Et comment ça se passe chez McDonald’s ? Entretien avec Gilles, secrétaire général du syndicat CGT McDonald’s Paris et IDF

mis en ligne le 30 avril 2015
1774VomitingGroupe Salvador-Seguí : Peux-tu te présenter ?

Gilles : Je m'appelle Gilles Bombard, je suis arrivé à 16 ans chez McDonald's (entreprise McDonald's Ouest parisien) pour avoir une première expérience professionnelle en parallèle à mes études, j'étais en classe de seconde à cette époque. Alors que je n'étais censé rester que quelques mois au départ, mon aventure avec l'enseigne aux arches dorées se prolonge encore aujourd'hui dix ans plus tard, je suis à l'heure actuelle doctorant en droit social.
Plusieurs grandes étapes se sont succédé durant ce parcours. D'abord l'innocence, jeune équipier ne posant pas trop de questions et ne comprenant rien au monde du travail. Puis une légère prise de recul en devenant formateur et responsable de zone avec la mission de rendre plus productifs mes collègues. Enfin la lutte collective en étant représentant du personnel pour défendre ces mêmes collègues, dénoncer les abus que chacun subit lorsqu'il porte l'uniforme de McDonald's.
Je n'étais a priori pas destiné à revêtir la tunique de défenseur malgré le fait que j'accomplissais officieusement ce rôle en restaurant, c'est en 2010 qu'une amie a fait le lien entre ma personne et le délégué syndical CGT de l'époque. Cet illustre syndicaliste dénommé Nicolas est resté longtemps en contact avec moi avant que je ne décide de m'engager. J'étais plutôt méfiant du monde syndical, eu égard notamment à la façon dont les journaux classiques le décrivent, mais j'étais convaincu d'avoir en face de moi une personne honnête et intègre.
Nous avons préparé les élections professionnelles sur le marché de McDonald's Ouest parisien, à la surprise générale nous sommes arrivés en tête en passant de 0 % à 30 % des suffrages, j'ai été élu titulaire au CE, c'était en quelque sorte le début d'une autre vie. Les événements se sont vite enchaînés le temps d'un mandat : arrivés en minorité au CE nous sommes devenus majoritaires pour que je devienne secrétaire du CE, puis délégué syndical suite au départ de Nicolas, enfin aujourd'hui secrétaire général du syndicat CGT McDonald's Paris et Ile-de-France...

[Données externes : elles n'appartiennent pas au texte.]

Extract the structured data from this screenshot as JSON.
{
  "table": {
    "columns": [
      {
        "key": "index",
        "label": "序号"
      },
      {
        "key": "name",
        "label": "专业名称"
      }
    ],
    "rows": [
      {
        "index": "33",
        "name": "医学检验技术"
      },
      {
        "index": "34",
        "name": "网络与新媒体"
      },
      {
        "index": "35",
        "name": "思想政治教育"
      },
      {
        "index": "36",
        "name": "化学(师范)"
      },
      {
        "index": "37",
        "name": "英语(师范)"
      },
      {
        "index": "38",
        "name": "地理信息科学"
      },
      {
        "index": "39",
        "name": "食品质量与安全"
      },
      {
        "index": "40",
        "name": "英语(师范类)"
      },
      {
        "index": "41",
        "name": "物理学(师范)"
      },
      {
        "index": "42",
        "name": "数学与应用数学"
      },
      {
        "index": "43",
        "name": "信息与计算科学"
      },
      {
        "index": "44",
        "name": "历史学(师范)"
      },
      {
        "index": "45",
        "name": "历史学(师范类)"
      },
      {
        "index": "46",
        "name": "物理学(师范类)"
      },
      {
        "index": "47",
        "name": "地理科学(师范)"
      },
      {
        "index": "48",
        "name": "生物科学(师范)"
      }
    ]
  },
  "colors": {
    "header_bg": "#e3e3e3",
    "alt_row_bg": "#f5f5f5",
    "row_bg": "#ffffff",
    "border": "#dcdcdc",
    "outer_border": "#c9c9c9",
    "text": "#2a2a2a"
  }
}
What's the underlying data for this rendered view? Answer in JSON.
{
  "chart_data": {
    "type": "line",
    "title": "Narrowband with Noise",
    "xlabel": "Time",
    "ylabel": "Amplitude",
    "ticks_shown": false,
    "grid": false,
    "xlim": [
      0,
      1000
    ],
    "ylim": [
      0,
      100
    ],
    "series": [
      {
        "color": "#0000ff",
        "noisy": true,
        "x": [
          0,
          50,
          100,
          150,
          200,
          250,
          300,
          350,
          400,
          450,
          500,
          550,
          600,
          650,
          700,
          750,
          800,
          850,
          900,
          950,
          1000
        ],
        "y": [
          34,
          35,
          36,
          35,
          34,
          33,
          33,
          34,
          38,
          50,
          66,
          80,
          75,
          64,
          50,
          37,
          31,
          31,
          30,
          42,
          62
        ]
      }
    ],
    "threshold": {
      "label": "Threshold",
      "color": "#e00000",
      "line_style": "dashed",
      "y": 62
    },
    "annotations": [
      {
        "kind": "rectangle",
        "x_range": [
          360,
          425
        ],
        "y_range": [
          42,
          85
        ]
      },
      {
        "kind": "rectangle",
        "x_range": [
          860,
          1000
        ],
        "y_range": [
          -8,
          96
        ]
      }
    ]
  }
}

Groupe Salvador-Seguí : Peux-tu nous expliquer ce que toi et ta section syndicale avez mis en lumière dans votre entreprise et chez McDonald's en général ?

Gilles : À la sortie des élections professionnelles de 2011, nous sommes entrés minoritaires au CE avec les élus de l'Unsa face à une intersyndicale majoritaire acquise au patronat. Cette majorité nous l'avons renversée, depuis trop longtemps les doutes régnaient autour de la gestion financière du CE, et la transparence était un de nos thèmes de campagne. Nos efforts dans ce domaine ont débouché sur la révélation d'un détournement de fonds massif en interne (un peu plus de 200 000 euros). La direction qui faisait la sourde oreille depuis notre arrivée a été mise devant le fait accompli. S'agissait-il d'une couverture afin que l'ancien secrétaire également délégué d'une autre organisation syndicale signe des accords d'entreprise ? La justice tranchera ce point, l'enquête préliminaire est toujours en cours.
Autre action, nous sommes l'un des rares CE de McDonald's en France à avoir déclenché des expertises sur les comptes annuels de l'entreprise. Depuis la création de l'entreprise McDonald's Ouest parisien, pas un seul euro de bénéfices n'a été dégagé par l'enseigne... Pourtant, il y a des files d'attente dans tous les restaurants, il y a du monde tous les jours à toutes les heures. Comment est-il possible d'affirmer que l'entreprise ne gagne pas d'argent alors qu'il y a plus de quarante ouvertures de McDonald's chaque année en France ? Ce discours scandaleux a été formellement remis en cause à travers les rapports d'expertise. Ceux-ci démontrent que chaque restaurant dégage en moyenne un excédent supérieur à 20 % de son chiffre d'affaires, une performance colossale en temps de crise, mais chaque restaurant reverse également au Siège des frais de redevance représentant en moyenne 22 % de son chiffre d'affaires. Ces frais de redevance correspondent aux droits d'utilisation de la marque (fixe à 5 % du chiffre d'affaires) ainsi qu'à la location du terrain dont McDonald's est propriétaire (variable indexée sur le chiffre d'affaires). Le monde marche sur la tête, McDonald's achète un terrain et le donne en location à son propre restaurant à un prix totalement exorbitant... C'est aujourd'hui la force financière de McDonald's, ce ne sont pas les Big Mac qui rapportent de l'argent mais bien l'immobilier. Ce système financier qui absorbe tous les profits des restaurants aboutit à une double peine : les salariés ne touchent jamais la prime de participation sur les bénéfices, et les contribuables français sont aussi impactés dans la mesure où l'impôt sur les sociétés n'est pas du lorsque l'on ne fait pas de bénéfices, donc moins de recettes fiscales pour l'État.
Bercy s'est interrogé sur ce montage peu scrupuleux, tout comme certains journalistes début 2014 en accusant l'enseigne d'évasion fiscale. Notre CE a dans la foulée déposé une plainte pour fraude fiscale, l'affaire est entre les mains de la justice.
Ce problème est bien mis en valeur par le rapport Unhappy Meal publié par plusieurs fédérations syndicales européennes et américaines au mois de février 2015, les profits de McDonald's seraient massivement délocalisés au Luxembourg, le préjudice estimé pour le fisc français serait de plus d'un milliard d'euros. En attendant, la plupart des salariés sont toujours au SMIC en temps partiel imposé, et on leur fait comprendre qu'ils représentent une charge lourde pour l'entreprise. Ça se passe comme ça chez McDonald's...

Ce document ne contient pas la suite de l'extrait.